Sheldon Adelson Renews Anti Online Gambling Campign
The gambling world’s leading black heart, Sheldon Adelson, is back it again, with a renewed effort in recent weeks in trying to stomp out any form of gambling entertainment that doesn’t put money into his own pocket. Of late, Adelson has redoubled his attacks on US efforts to regulate online gambling, as it’s come to reality in Nevada, Delaware and New Jersey, as well as being up for consideration in several other states.
Adelson, who made plenty of mainstream headlines last year for fruitlessly pumping tens of millions of dollars into the failed Presidential campaigns of Newt Gingrich and Mitt Romney last year in an attempt to show that one man can still buy the US presidency, has of late returned to familiar grounds, that being debates about how the gambling business should proceed in the brave new era of online communications.
Adelson’s answer is to have none of it, and attempt to bar all others from having it as well. In addition to having his Las Vegas Sands Corporation help start up an anti-gambling coalition called Stop Internet Gambling, he’s recently issued a couple of “adver”torials — with emphasis on “adversary” rather than “advertising” — in Forbes and the Wall Street Journal.
As the Forbes piece notes, Adelson has declared that he’s “willing to spend whatever it takes” to stop the spread of online gaming, and Adelson is a very rich, very dirty old hypocrite who’s used to getting his own way, expenses be damned. Therefore, one has to consider his threats as plausible, and evaluate them in the greater context of the national and global changes that are occurring.
Adelson, whose properties include the popular Las Vegas destination The Venetian, has also recently announced the formation of a bipartisan coalition in conjunction with his “Stop Internet Gambling” push. The coalition’s three announced co-chairs are former New York Governor George Pataki (R), former Arkansas Senator Blanche Lincoln (D), and former Denver Mayor Wellington Webb (D). All three are currently lobbyists, instead of holding active office.

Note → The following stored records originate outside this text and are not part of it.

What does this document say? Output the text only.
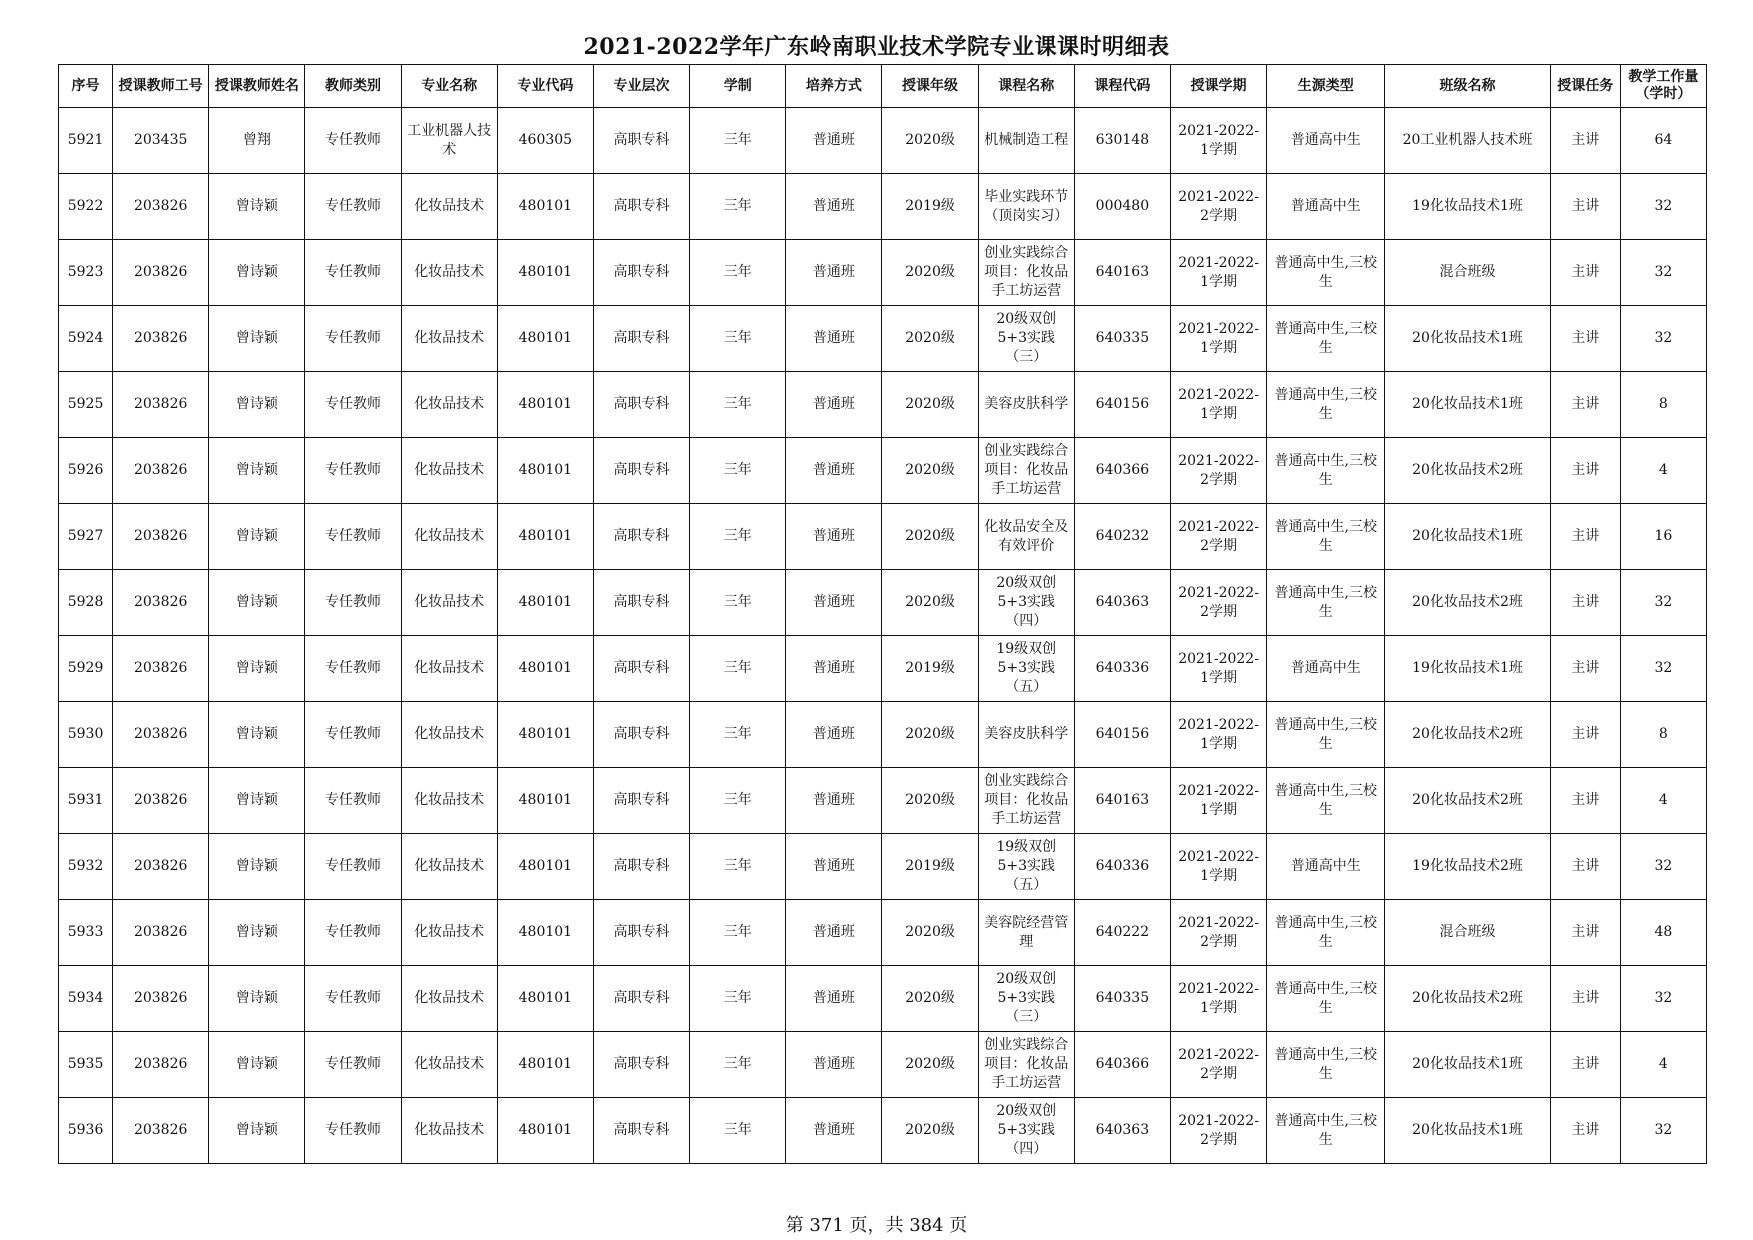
2021-2022学年广东岭南职业技术学院专业课课时明细表
序号	授课教师工号	授课教师姓名	教师类别	专业名称	专业代码	专业层次	学制	培养方式	授课年级	课程名称	课程代码	授课学期	生源类型	班级名称	授课任务	教学工作量（学时）
5921	203435	曾翔	专任教师	工业机器人技术	460305	高职专科	三年	普通班	2020级	机械制造工程	630148	2021-2022-1学期	普通高中生	20工业机器人技术班	主讲	64
5922	203826	曾诗颖	专任教师	化妆品技术	480101	高职专科	三年	普通班	2019级	毕业实践环节（顶岗实习）	000480	2021-2022-2学期	普通高中生	19化妆品技术1班	主讲	32
5923	203826	曾诗颖	专任教师	化妆品技术	480101	高职专科	三年	普通班	2020级	创业实践综合项目：化妆品手工坊运营	640163	2021-2022-1学期	普通高中生,三校生	混合班级	主讲	32
5924	203826	曾诗颖	专任教师	化妆品技术	480101	高职专科	三年	普通班	2020级	20级双创5+3实践（三）	640335	2021-2022-1学期	普通高中生,三校生	20化妆品技术1班	主讲	32
5925	203826	曾诗颖	专任教师	化妆品技术	480101	高职专科	三年	普通班	2020级	美容皮肤科学	640156	2021-2022-1学期	普通高中生,三校生	20化妆品技术1班	主讲	8
5926	203826	曾诗颖	专任教师	化妆品技术	480101	高职专科	三年	普通班	2020级	创业实践综合项目：化妆品手工坊运营	640366	2021-2022-2学期	普通高中生,三校生	20化妆品技术2班	主讲	4
5927	203826	曾诗颖	专任教师	化妆品技术	480101	高职专科	三年	普通班	2020级	化妆品安全及有效评价	640232	2021-2022-2学期	普通高中生,三校生	20化妆品技术1班	主讲	16
5928	203826	曾诗颖	专任教师	化妆品技术	480101	高职专科	三年	普通班	2020级	20级双创5+3实践（四）	640363	2021-2022-2学期	普通高中生,三校生	20化妆品技术2班	主讲	32
5929	203826	曾诗颖	专任教师	化妆品技术	480101	高职专科	三年	普通班	2019级	19级双创5+3实践（五）	640336	2021-2022-1学期	普通高中生	19化妆品技术1班	主讲	32
5930	203826	曾诗颖	专任教师	化妆品技术	480101	高职专科	三年	普通班	2020级	美容皮肤科学	640156	2021-2022-1学期	普通高中生,三校生	20化妆品技术2班	主讲	8
5931	203826	曾诗颖	专任教师	化妆品技术	480101	高职专科	三年	普通班	2020级	创业实践综合项目：化妆品手工坊运营	640163	2021-2022-1学期	普通高中生,三校生	20化妆品技术2班	主讲	4
5932	203826	曾诗颖	专任教师	化妆品技术	480101	高职专科	三年	普通班	2019级	19级双创5+3实践（五）	640336	2021-2022-1学期	普通高中生	19化妆品技术2班	主讲	32
5933	203826	曾诗颖	专任教师	化妆品技术	480101	高职专科	三年	普通班	2020级	美容院经营管理	640222	2021-2022-2学期	普通高中生,三校生	混合班级	主讲	48
5934	203826	曾诗颖	专任教师	化妆品技术	480101	高职专科	三年	普通班	2020级	20级双创5+3实践（三）	640335	2021-2022-1学期	普通高中生,三校生	20化妆品技术2班	主讲	32
5935	203826	曾诗颖	专任教师	化妆品技术	480101	高职专科	三年	普通班	2020级	创业实践综合项目：化妆品手工坊运营	640366	2021-2022-2学期	普通高中生,三校生	20化妆品技术1班	主讲	4
5936	203826	曾诗颖	专任教师	化妆品技术	480101	高职专科	三年	普通班	2020级	20级双创5+3实践（四）	640363	2021-2022-2学期	普通高中生,三校生	20化妆品技术1班	主讲	32
第 371 页，共 384 页
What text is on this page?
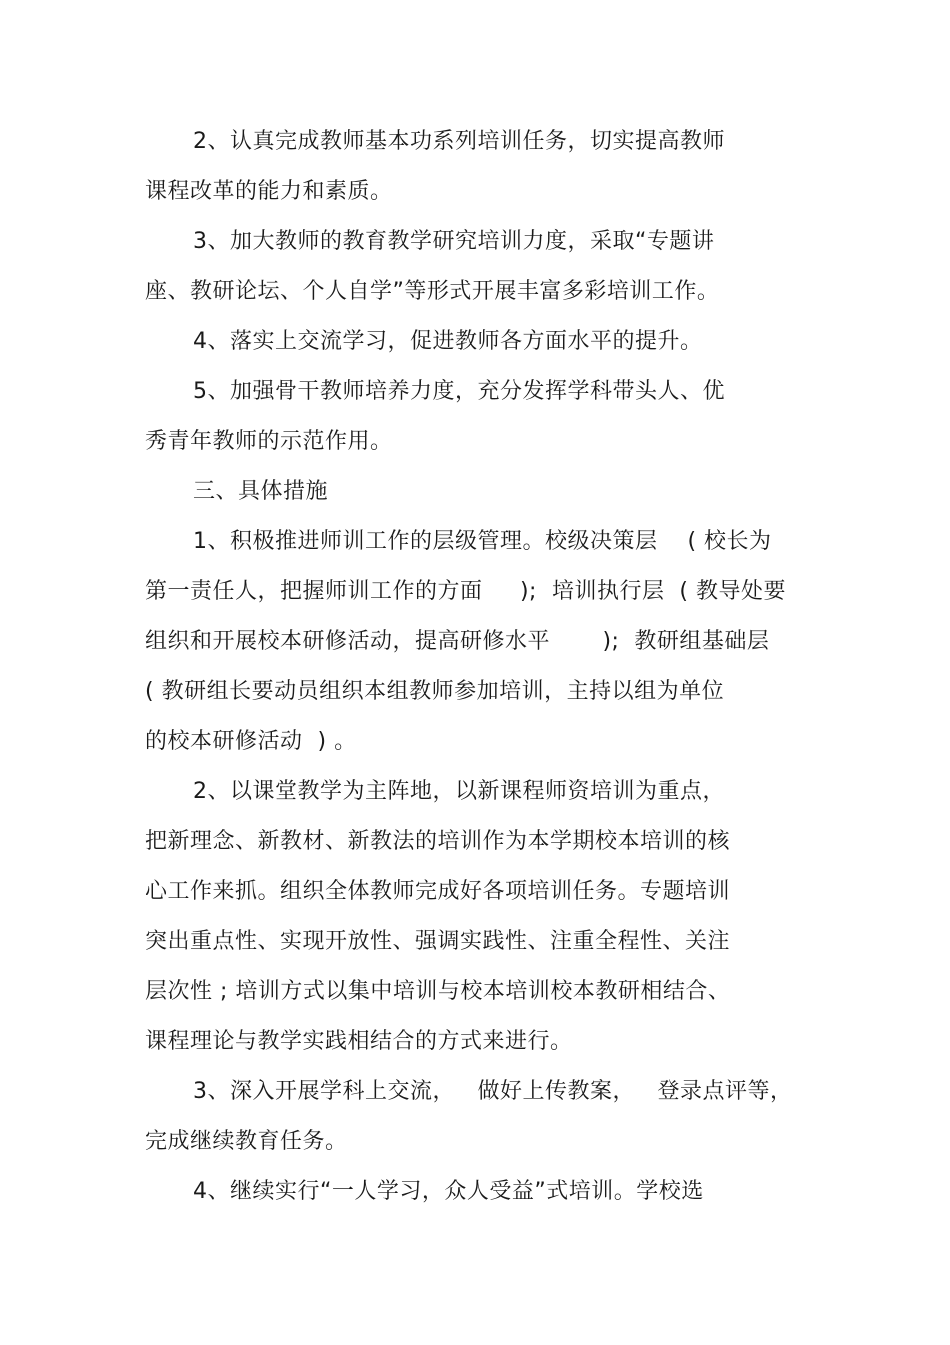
2、认真完成教师基本功系列培训任务，切实提高教师
课程改革的能力和素质。
3、加大教师的教育教学研究培训力度，采取“专题讲
座、教研论坛、个人自学”等形式开展丰富多彩培训工作。
4、落实上交流学习，促进教师各方面水平的提升。
5、加强骨干教师培养力度，充分发挥学科带头人、优
秀青年教师的示范作用。
三、具体措施
1、积极推进师训工作的层级管理。校级决策层    ( 校长为
第一责任人，把握师训工作的方面     );  培训执行层  ( 教导处要
组织和开展校本研修活动，提高研修水平       );  教研组基础层
( 教研组长要动员组织本组教师参加培训，主持以组为单位
的校本研修活动  ) 。
2、以课堂教学为主阵地，以新课程师资培训为重点，
把新理念、新教材、新教法的培训作为本学期校本培训的核
心工作来抓。组织全体教师完成好各项培训任务。专题培训
突出重点性、实现开放性、强调实践性、注重全程性、关注
层次性 ; 培训方式以集中培训与校本培训校本教研相结合、
课程理论与教学实践相结合的方式来进行。
3、深入开展学科上交流，   做好上传教案，   登录点评等，
完成继续教育任务。
4、继续实行“一人学习，众人受益”式培训。学校选
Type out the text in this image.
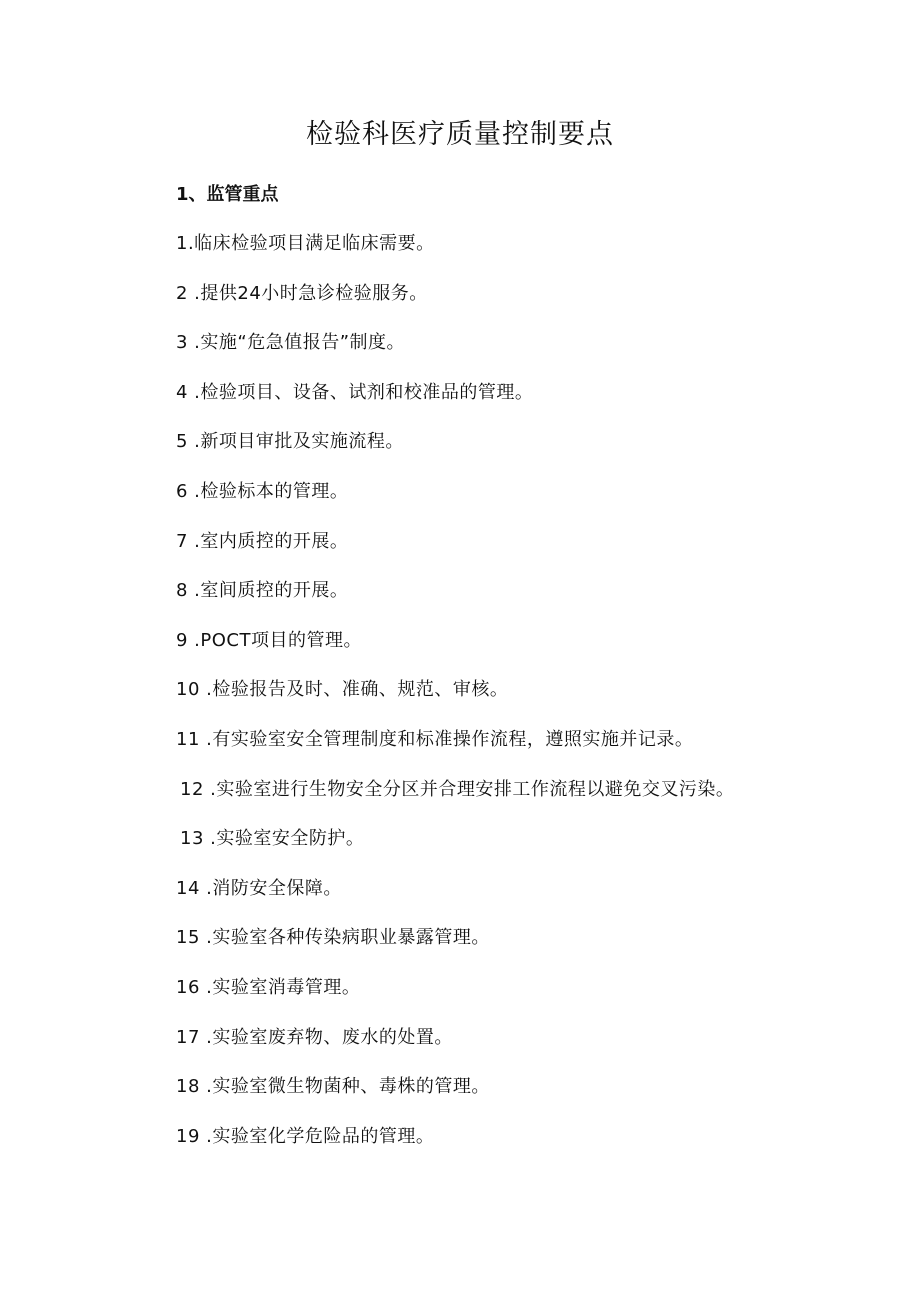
检验科医疗质量控制要点
1、监管重点
1.临床检验项目满足临床需要。
2 .提供24小时急诊检验服务。
3 .实施“危急值报告”制度。
4 .检验项目、设备、试剂和校准品的管理。
5 .新项目审批及实施流程。
6 .检验标本的管理。
7 .室内质控的开展。
8 .室间质控的开展。
9 .POCT项目的管理。
10 .检验报告及时、准确、规范、审核。
11 .有实验室安全管理制度和标准操作流程，遵照实施并记录。
12 .实验室进行生物安全分区并合理安排工作流程以避免交叉污染。
13 .实验室安全防护。
14 .消防安全保障。
15 .实验室各种传染病职业暴露管理。
16 .实验室消毒管理。
17 .实验室废弃物、废水的处置。
18 .实验室微生物菌种、毒株的管理。
19 .实验室化学危险品的管理。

Among the curiosities coming forth from Adelson’s assorted mouthpieces is research suggesting that the cheap “Click a Mouse, Lose Your House” mantra spewed by anti-gambling forces has some traction; a small study done by the Tarrance Group on behalf of Adelson and Las Vegas Sands purports to show that Americans in four moderately pro-gambling states — California, Kentucky, Virginia, and Pennsylvania — slightly favor live gambling venues in general but are somewhat less enamored of online gambling operation, to the tune of a 15% or 20% shift in attitudes across the entire sampled populace.
That’s significant, and demonstrates the mindset in place in general against online gaming, though it should also be noted that only brief and pre-filtered snippets of the Tarrance Group’s work have surfaced. Though the sample size is known, the exact methodology used remains unpublished. Two different glimpses into the Tarrance study have emerged, one via a polling memo published on the stopinternetgambling.com website itself, and the other first published on Ralston Reports several days ago.
Of course, Adelson’s own hypocritical and venal stances undercut the legitimacy of his efforts, though his ability to purchase favorable opinions from the uniformed and indifferent is probably the biggest threat. Adelson is unlikely to receive huge support from the pro-casino lobbying group American Gamimg Association, since other AGA members are online gambling proponents.
In contrast, Adelson’s brick-and-mortar empire is much more entrenched in locales such as Macau, which actually now dwarfs Las Vegas as a gambling mecca, and few people are fooled by Adelson’s claims that he’s fighting online gambling for the good of gamblers themselves. After all, it was Adelson who threatened to back out of a giant casino project in Spain unless and exception to Spanish law was made that would allow smoking in the to-be-constructed Spanish casinos — as if all that ambient smoke was somehow good for gamblers as well.
A true laundry list of all of Sheldon Adelson’s sins would require its own piece… or series… but his ongoing war against poker players and online gamblers has to be acknowledged. Numerous boycotts against Adelson and LVSands and its properties, including the Venetian, have had only minor effect to date.
The Venetian still holds the popular Deep Stack Extravaganza poker series about three times a year, but never fear: If poker players’ protests somehow worked en masses, Adelson would simply convert the Venetian’s large poker room into a high-stakes slots parlor and tell reporters it was for the gamblers’ own good. (For the record, your FD reporter is among many hundreds of poker players who has stopped patronizing the Venetian or participating in DSE events.)
It’s sad to see a figure as synonymous as Sheldon Adelson is to gambling undertake a course of action so injurious to his customer base, but there’s no doubt the man’s whole life is based on personal profit. Sheldon Adelson might be able to build fabulous gambling edifices, but he’s not the gambler’s friend.